I have a DataFrame holding more than 20 columns. In the below example, PERIOD is a week number and type a type of store (Hypermarket or Supermarket)
table.show(10)
+--------------------+-------------------+-----------------+
|              PERIOD|               TYPE| etc......
+--------------------+-------------------+-----------------+  
|                  W1|                 HM| 
|                  W2|                 SM|
|                  W3|                 HM|
etc...
I want to do a simple groupby (here with pyspark, but Scala or pyspark-sql give the same results)
total_stores = table.groupby("PERIOD", "TYPE").agg(countDistinct("STORE_DESC"))

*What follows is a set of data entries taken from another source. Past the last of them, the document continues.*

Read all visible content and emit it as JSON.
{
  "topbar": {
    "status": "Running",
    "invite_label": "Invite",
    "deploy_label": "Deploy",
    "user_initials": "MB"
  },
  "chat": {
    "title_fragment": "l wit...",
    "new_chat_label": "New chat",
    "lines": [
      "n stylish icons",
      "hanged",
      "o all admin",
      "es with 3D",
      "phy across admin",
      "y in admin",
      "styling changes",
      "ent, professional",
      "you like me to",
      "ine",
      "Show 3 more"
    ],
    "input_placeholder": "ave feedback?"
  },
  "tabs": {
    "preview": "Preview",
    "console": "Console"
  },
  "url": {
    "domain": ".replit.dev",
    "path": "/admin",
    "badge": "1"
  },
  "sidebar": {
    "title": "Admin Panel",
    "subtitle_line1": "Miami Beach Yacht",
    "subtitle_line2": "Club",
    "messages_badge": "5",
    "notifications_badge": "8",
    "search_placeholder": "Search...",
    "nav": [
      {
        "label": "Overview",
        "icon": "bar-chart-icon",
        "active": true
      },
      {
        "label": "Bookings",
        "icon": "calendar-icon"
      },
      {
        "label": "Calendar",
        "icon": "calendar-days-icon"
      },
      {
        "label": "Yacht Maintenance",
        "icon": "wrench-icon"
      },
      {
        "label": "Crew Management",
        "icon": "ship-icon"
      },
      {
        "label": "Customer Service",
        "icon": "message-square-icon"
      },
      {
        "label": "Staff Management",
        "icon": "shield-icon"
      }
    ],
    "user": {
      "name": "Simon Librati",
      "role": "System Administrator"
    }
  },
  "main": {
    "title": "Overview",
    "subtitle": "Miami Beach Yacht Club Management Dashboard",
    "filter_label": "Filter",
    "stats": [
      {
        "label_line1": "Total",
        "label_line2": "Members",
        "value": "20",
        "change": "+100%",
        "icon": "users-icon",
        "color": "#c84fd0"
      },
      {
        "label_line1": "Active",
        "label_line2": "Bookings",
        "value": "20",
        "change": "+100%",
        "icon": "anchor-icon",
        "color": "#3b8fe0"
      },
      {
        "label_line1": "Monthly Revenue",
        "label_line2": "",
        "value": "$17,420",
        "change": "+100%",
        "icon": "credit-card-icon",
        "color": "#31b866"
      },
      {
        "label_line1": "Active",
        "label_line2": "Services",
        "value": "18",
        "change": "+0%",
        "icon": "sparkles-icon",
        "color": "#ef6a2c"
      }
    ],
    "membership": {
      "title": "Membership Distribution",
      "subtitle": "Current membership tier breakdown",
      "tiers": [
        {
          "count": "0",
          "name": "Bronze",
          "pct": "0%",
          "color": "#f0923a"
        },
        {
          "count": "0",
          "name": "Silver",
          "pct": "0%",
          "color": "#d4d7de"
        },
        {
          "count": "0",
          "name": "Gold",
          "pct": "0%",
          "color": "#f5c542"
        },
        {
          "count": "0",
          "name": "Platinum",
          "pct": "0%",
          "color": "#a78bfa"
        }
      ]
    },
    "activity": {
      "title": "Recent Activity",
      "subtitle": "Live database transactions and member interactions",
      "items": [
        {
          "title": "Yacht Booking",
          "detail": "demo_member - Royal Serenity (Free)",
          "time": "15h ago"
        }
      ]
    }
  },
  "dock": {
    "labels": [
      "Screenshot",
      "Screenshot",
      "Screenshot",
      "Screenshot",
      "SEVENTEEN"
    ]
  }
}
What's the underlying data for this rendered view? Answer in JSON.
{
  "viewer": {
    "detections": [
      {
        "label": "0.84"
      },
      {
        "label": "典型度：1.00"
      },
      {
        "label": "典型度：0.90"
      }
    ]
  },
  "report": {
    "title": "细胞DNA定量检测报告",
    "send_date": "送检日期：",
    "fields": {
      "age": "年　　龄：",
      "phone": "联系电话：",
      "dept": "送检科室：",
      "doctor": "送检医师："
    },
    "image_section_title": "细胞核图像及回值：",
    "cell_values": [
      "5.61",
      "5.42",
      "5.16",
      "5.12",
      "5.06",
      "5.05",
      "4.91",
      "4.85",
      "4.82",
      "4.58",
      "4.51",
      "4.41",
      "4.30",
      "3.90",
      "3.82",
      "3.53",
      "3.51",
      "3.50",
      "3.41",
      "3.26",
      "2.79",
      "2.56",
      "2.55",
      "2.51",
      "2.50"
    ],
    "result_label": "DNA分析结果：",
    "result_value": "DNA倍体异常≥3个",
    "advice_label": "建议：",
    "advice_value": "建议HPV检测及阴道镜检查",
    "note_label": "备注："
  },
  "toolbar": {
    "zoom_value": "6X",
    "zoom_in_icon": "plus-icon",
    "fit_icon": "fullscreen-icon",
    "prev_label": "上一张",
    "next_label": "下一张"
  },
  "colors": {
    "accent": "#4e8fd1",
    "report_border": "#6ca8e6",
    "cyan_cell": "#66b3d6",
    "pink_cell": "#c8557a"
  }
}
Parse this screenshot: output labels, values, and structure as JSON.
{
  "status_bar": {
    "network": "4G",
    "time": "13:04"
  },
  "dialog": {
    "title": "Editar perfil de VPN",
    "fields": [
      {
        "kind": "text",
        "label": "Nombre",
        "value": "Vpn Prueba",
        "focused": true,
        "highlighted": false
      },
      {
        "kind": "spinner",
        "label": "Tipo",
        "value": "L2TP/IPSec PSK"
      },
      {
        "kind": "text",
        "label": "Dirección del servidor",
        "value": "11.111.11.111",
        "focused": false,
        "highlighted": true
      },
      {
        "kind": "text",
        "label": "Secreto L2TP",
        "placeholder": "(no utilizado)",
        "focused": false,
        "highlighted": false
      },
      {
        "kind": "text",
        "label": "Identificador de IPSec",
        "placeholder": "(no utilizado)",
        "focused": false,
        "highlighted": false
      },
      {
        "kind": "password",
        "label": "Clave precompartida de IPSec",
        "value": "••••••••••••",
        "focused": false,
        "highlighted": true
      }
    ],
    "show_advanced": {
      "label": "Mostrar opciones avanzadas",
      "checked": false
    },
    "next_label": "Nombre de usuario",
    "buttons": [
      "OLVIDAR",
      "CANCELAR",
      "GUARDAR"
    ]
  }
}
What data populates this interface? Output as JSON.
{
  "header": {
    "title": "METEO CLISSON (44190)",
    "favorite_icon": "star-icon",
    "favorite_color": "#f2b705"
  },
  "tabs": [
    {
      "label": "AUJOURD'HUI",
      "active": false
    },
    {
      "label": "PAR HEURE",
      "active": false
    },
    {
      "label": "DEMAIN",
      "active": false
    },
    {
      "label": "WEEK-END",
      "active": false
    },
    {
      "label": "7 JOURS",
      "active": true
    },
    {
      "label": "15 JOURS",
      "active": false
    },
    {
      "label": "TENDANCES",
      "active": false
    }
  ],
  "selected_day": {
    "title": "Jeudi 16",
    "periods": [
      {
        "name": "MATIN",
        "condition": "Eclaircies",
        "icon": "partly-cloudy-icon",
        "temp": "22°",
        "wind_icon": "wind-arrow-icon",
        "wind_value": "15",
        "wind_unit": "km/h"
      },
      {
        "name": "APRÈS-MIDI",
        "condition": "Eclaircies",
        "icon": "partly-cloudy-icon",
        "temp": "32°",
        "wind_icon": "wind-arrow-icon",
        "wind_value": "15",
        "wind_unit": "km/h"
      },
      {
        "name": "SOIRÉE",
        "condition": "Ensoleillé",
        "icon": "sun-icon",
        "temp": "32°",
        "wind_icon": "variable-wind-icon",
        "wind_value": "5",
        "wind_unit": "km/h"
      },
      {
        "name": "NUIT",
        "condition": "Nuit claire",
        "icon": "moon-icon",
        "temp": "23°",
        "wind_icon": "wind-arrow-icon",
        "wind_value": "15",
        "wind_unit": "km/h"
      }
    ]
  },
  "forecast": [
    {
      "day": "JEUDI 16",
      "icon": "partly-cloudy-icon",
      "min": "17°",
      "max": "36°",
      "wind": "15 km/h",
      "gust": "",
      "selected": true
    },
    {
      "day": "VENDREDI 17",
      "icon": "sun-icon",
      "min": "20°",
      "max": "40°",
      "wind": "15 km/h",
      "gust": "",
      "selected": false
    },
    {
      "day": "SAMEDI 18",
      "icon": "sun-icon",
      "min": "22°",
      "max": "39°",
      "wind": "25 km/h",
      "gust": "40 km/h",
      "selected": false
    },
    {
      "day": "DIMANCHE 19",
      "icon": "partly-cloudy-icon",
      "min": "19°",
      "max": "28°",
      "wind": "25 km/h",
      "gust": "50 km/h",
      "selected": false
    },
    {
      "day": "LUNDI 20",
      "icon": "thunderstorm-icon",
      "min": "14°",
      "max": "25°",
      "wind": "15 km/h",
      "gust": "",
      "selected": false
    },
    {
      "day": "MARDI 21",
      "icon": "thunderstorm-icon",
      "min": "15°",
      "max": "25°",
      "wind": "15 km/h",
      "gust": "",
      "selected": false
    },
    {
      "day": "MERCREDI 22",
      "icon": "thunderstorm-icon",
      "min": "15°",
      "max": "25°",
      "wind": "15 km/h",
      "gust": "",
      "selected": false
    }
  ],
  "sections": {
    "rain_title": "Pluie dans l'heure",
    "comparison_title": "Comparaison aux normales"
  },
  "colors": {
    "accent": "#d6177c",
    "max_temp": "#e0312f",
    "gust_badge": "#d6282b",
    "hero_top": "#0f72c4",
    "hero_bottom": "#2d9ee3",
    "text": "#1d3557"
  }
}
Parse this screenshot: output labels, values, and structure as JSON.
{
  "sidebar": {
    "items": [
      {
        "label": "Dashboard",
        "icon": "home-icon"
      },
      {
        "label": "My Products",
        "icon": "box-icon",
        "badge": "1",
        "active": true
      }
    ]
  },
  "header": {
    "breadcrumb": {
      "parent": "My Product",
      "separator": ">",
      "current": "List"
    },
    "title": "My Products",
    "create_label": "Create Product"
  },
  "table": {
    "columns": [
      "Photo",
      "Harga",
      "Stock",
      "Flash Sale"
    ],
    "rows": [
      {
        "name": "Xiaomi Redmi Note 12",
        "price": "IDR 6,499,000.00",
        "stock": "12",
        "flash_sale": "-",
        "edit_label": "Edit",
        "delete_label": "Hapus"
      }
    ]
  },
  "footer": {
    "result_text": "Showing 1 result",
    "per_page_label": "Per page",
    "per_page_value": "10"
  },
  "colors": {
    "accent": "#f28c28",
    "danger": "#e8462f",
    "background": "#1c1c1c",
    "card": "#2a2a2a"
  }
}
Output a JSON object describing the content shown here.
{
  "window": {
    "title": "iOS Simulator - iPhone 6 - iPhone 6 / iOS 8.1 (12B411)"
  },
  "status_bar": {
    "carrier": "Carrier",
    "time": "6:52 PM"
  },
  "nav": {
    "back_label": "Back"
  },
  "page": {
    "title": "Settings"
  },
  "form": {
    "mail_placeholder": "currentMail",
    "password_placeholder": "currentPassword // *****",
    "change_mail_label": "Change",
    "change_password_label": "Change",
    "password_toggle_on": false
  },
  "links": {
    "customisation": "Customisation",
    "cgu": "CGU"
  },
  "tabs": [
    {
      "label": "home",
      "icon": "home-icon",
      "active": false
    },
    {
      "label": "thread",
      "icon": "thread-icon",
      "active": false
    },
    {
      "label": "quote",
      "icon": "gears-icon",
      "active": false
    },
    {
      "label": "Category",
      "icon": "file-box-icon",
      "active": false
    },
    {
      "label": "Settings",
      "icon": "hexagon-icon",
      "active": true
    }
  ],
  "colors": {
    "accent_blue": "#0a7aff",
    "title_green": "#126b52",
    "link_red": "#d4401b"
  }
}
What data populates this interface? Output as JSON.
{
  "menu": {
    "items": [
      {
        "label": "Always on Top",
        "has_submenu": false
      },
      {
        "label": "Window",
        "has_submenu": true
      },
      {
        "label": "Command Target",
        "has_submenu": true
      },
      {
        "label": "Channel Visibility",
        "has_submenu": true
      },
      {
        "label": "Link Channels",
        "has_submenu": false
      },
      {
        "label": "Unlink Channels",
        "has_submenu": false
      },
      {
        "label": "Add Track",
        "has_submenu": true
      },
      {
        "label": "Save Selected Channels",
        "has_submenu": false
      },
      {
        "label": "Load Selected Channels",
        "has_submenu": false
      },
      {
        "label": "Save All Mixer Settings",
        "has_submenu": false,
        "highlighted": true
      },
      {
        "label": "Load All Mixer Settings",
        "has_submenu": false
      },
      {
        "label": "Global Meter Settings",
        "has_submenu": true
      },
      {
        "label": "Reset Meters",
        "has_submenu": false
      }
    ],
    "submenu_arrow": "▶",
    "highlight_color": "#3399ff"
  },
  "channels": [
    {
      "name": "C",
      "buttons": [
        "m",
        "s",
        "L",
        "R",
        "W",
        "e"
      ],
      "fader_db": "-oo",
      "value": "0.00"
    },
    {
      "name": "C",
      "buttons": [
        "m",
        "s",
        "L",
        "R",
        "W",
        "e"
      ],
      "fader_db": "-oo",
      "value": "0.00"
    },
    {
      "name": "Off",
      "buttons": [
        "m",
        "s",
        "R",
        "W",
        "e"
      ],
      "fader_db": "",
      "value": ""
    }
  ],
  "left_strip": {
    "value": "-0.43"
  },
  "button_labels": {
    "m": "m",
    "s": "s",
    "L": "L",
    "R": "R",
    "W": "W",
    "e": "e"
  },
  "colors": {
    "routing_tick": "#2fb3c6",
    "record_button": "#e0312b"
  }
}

total_stores2 = total_stores.withColumnRenamed("count(DISTINCT STORE_DESC)", "NB STORES (TOTAL)")
total_stores2.show(10)
+--------------------+-------------------+-----------------+
|              PERIOD|               TYPE|NB STORES (TOTAL)|
+--------------------+-------------------+-----------------+
|CMA BORGO -SANTA ...|              BORGO|                1|
|        C ATHIS MONS|   ATHIS MONS CEDEX|                1|
|    CMA BOSC LE HARD|       BOSC LE HARD|                1|
The problem is not in the calculation: the columns got mixed up: PERIOD has STORE NAMES, TYPE has CITY, etc....
I have no clue why. Everything else works fine.